Gaggers have jobs that many of my friends would kill for, even be so grateful to interview for, much less receive. Gaggers turn around and complain about mistreatment at these high-paying law firms, investment banks and consulting firms (if any are left). Guess what Gaggers, wake up call! -- they are paying you six figures for the right to mistreat you. Why this should come as a shock is beyond me. It isn't the case that as a 27 year old first or second year associate you are actually worth your salary, or make any real valuable contribution to your organization ... Chances are your superiors are more interesting having a little fun by ordering you around.

Gaggers call their prestigious alma maters "elitist" and may well be justified -- however, these individuals are probably elitist themselves for having attended such institutions and more importantly, for wanting to attend them, for losing sleep over college admissions senior year of high school, for having crying fits and tantrums at that thought of going to a state school ... or God forbid, a second tier school!

Gaggers have the luxury of complaining about daily ennui in the boardroom, their cubicle, or any other high-powered office environment. Gaggers fret over late delivery of their copy of The New York Times (carried around the office merely to appear intellectual when really they reach for The Post once entering their office and read Page Six religiously). Gaggers have pretensions of being keen social observers and remark at length about the foibles of their peers (am I myself a Gagger?) and yet never turn their inquiry around on themselves.

No doubt I will have much more to say on this topic, as I know many Gaggers and have been a Gagger myself on more than a few occasions. When I lived in New York, in the midst of a gaggle of Gaggers I did not fully realize how horrendous many of these individuals are.
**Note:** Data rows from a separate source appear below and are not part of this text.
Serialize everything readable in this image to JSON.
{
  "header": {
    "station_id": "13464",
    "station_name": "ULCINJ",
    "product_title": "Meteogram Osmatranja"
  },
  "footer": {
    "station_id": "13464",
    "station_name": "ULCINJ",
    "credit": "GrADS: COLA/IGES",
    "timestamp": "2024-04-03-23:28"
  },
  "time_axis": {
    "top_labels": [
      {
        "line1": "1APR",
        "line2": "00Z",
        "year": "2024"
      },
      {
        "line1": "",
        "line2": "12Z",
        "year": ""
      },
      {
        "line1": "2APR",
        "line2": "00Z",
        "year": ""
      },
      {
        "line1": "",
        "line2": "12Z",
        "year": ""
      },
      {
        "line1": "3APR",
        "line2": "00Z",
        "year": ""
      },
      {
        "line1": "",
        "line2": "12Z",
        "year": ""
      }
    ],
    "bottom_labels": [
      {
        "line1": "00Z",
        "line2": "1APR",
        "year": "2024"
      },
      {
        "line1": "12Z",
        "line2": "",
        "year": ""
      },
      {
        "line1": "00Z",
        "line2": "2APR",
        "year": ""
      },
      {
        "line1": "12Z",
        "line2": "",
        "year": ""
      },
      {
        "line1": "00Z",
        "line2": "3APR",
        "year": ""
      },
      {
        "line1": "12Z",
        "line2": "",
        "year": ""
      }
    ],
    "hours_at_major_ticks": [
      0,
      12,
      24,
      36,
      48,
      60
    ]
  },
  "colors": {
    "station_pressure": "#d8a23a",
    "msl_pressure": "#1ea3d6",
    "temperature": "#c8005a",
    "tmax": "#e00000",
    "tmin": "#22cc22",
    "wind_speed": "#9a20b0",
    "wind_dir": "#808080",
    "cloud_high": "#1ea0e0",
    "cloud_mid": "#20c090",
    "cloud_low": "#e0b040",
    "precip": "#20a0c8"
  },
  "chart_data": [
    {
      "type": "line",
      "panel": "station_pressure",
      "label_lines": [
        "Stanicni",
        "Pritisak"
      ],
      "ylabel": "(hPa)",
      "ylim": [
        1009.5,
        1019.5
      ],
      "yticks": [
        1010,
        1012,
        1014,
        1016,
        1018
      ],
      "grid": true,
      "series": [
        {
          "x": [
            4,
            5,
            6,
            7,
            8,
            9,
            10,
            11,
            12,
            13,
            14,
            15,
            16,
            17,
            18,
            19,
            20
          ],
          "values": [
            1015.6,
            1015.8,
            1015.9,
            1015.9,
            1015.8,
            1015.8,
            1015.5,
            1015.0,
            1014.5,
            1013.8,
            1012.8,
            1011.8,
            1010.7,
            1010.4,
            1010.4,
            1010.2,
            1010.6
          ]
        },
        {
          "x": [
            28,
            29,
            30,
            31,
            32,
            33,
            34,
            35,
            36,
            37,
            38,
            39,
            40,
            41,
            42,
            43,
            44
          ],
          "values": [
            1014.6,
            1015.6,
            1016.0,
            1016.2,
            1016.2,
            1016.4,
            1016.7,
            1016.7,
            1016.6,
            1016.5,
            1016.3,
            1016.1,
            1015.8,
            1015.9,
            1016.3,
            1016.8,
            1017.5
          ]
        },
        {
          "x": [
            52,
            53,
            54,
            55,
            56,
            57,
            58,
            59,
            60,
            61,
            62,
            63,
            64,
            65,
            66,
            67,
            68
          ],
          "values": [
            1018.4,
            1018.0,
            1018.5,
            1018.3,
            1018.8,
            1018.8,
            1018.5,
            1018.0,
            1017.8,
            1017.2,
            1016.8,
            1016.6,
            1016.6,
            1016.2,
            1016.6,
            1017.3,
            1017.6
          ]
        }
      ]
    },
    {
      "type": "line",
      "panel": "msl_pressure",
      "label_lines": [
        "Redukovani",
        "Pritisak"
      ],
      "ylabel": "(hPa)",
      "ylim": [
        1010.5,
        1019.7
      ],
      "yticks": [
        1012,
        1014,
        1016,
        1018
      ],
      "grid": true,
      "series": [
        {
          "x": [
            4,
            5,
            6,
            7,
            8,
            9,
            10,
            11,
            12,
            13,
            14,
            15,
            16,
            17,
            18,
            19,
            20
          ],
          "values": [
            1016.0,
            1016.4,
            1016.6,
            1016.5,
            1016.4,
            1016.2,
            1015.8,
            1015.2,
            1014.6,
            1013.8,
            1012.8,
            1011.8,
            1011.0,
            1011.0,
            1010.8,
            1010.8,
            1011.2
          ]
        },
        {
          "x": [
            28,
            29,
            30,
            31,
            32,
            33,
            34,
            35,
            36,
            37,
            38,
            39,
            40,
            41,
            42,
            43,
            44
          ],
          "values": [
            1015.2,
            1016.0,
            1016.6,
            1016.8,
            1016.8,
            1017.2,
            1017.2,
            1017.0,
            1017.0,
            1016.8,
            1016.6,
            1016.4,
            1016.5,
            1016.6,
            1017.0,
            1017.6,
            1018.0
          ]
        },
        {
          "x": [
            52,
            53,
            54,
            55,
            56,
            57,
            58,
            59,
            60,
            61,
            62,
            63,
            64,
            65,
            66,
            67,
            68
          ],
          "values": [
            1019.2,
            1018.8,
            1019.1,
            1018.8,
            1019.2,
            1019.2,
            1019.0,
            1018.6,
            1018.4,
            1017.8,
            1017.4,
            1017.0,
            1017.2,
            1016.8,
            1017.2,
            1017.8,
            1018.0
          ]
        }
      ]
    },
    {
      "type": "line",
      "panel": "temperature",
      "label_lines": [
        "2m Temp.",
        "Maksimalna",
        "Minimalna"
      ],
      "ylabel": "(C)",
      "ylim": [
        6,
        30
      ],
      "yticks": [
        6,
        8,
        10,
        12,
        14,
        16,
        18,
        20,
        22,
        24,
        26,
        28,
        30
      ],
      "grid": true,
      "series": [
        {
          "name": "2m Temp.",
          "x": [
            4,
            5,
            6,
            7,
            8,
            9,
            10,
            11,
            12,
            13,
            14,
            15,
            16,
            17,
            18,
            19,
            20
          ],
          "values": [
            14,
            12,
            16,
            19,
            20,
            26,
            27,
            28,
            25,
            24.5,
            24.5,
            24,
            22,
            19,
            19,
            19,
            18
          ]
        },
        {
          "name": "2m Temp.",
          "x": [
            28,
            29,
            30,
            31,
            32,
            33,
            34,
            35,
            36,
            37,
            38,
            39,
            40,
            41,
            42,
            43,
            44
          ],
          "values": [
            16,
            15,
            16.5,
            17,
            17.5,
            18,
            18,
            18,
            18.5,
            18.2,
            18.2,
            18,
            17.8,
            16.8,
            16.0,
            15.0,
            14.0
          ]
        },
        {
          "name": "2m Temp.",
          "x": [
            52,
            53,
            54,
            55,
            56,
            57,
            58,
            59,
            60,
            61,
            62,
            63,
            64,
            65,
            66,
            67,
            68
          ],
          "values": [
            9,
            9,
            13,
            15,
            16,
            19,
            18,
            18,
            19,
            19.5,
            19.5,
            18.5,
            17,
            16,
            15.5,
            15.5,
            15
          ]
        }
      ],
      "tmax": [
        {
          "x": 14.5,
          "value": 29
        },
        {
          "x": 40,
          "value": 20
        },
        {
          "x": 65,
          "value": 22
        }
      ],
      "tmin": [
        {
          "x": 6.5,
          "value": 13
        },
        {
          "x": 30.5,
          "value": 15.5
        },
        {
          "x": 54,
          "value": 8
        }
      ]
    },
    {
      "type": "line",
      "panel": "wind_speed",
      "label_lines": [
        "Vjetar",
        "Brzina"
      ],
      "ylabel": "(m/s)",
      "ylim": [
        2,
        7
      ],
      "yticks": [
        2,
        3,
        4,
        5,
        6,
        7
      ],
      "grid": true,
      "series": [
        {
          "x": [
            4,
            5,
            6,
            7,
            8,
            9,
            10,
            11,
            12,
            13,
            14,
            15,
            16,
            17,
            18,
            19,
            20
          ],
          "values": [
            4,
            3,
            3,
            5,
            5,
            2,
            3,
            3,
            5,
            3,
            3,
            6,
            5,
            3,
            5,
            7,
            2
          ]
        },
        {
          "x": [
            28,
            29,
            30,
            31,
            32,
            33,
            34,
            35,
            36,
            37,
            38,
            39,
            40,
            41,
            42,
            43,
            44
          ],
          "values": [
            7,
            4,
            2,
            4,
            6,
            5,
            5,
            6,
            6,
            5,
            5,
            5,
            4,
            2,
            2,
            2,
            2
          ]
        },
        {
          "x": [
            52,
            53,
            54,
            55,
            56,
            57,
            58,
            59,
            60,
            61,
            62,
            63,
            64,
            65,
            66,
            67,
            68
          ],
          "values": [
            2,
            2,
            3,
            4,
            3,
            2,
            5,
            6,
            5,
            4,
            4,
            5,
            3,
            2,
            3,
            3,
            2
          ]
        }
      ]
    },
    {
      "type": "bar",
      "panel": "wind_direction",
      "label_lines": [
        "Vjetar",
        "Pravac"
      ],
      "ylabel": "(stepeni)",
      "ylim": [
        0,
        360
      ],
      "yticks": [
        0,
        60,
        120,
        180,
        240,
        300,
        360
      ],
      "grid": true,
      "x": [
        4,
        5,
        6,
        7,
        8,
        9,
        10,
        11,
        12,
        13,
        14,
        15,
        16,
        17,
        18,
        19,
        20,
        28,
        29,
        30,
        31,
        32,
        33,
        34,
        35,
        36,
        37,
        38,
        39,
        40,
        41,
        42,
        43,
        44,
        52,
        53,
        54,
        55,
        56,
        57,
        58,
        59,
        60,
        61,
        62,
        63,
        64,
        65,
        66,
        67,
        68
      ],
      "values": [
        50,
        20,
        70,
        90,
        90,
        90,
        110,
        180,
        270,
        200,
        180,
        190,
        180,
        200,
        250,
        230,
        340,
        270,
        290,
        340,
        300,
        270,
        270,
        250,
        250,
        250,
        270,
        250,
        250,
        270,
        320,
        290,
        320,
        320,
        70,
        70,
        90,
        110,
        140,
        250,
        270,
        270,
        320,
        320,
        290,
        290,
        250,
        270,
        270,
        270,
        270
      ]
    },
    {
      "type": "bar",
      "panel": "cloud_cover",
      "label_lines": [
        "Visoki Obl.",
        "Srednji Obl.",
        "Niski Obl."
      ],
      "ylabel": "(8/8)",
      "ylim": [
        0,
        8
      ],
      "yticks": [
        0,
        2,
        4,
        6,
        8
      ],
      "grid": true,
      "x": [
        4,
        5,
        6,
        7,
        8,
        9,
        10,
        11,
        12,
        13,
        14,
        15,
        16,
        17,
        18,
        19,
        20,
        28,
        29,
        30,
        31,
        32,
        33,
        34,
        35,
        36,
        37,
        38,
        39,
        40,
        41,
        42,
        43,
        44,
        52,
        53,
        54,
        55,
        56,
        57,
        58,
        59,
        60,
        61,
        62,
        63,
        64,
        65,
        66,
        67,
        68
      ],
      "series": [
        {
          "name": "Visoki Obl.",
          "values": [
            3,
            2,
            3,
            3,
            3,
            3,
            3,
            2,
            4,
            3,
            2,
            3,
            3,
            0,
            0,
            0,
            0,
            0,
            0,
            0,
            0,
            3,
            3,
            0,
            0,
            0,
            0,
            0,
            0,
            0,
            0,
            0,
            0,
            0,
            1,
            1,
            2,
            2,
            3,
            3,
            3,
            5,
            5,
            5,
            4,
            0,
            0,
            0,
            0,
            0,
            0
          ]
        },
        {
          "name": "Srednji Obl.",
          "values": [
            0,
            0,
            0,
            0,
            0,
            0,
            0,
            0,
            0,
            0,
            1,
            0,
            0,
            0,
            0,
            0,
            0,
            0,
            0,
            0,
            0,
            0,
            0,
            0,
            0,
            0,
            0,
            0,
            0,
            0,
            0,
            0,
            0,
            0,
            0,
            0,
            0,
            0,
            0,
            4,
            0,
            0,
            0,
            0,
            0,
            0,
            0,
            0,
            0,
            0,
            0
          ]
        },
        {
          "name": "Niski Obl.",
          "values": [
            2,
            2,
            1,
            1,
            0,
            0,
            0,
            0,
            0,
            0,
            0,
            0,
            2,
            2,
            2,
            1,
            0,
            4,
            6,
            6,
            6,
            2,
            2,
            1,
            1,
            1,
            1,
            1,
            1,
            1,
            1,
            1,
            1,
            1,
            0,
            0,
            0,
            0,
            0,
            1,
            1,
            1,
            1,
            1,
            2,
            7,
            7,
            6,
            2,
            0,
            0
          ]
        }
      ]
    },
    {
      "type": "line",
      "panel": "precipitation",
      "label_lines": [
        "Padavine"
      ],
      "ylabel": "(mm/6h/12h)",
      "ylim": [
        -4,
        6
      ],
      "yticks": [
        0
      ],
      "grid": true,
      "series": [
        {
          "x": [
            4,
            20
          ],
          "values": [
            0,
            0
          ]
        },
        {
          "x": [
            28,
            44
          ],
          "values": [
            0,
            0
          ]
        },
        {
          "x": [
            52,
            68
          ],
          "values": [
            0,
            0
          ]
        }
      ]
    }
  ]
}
With distance comes perspective and as a fallen Gagger of sorts, a right to complain.

Monday, April 25, 2005

The most annoying man in the world

A short story, based on my evening in the library:

The most annoying man in the world occupies the table next to me.
Around dinner time, he plopped down at the table and invaded J's personal space.
He reeks of cigarette smoke and body odor
He is wearing a loud orange shirt
Even louder are his cell phone conversations
Louder than that, surprisingly, are his conversations with his friend, who has joined him at the table after ousting J.
The library, being a library, is quiet as a tomb, with the pitter patter of typing echoing from nearby cubicles at regular intervals.
There is no need for the most annoying man in the world to speak in not only a normal volume, but in a volume that might be considered loud for Yankee Stadium.
J got up to leave and whispered to me while the most annoying man in the world was talking to his tablemate about elementary matters of covenants and easements. I decided that I too would talk in a normal volume. When J was shocked and scared by my volume, I said, "evidently we are talking in a normal volume in this corner of the library."
People stood up and looked over the walls of neighboring cubicles.
The most annoying man in the world has a following.
And after a moment of detente, and with it, sweet, blissful silence, the most annoying man in the world struck again.
The most annoying man in the world stood up and said to his friend, in his best attempt at emulating a stage whisper, "Don't let these chicks steal my computer."
I glared at him, straight at him.
I said to him,
"It's not wise to call two women who are about four months shy of becoming attorneys 'chicks'."
He made a sorry attempt at apologizing. "I was joking."
"And you're bordering on sexual harassment" I replied. "You don't know us. Don't call us chicks."
An overreaction, perhaps. But I was pushed over the edge by the most annoying man in the world.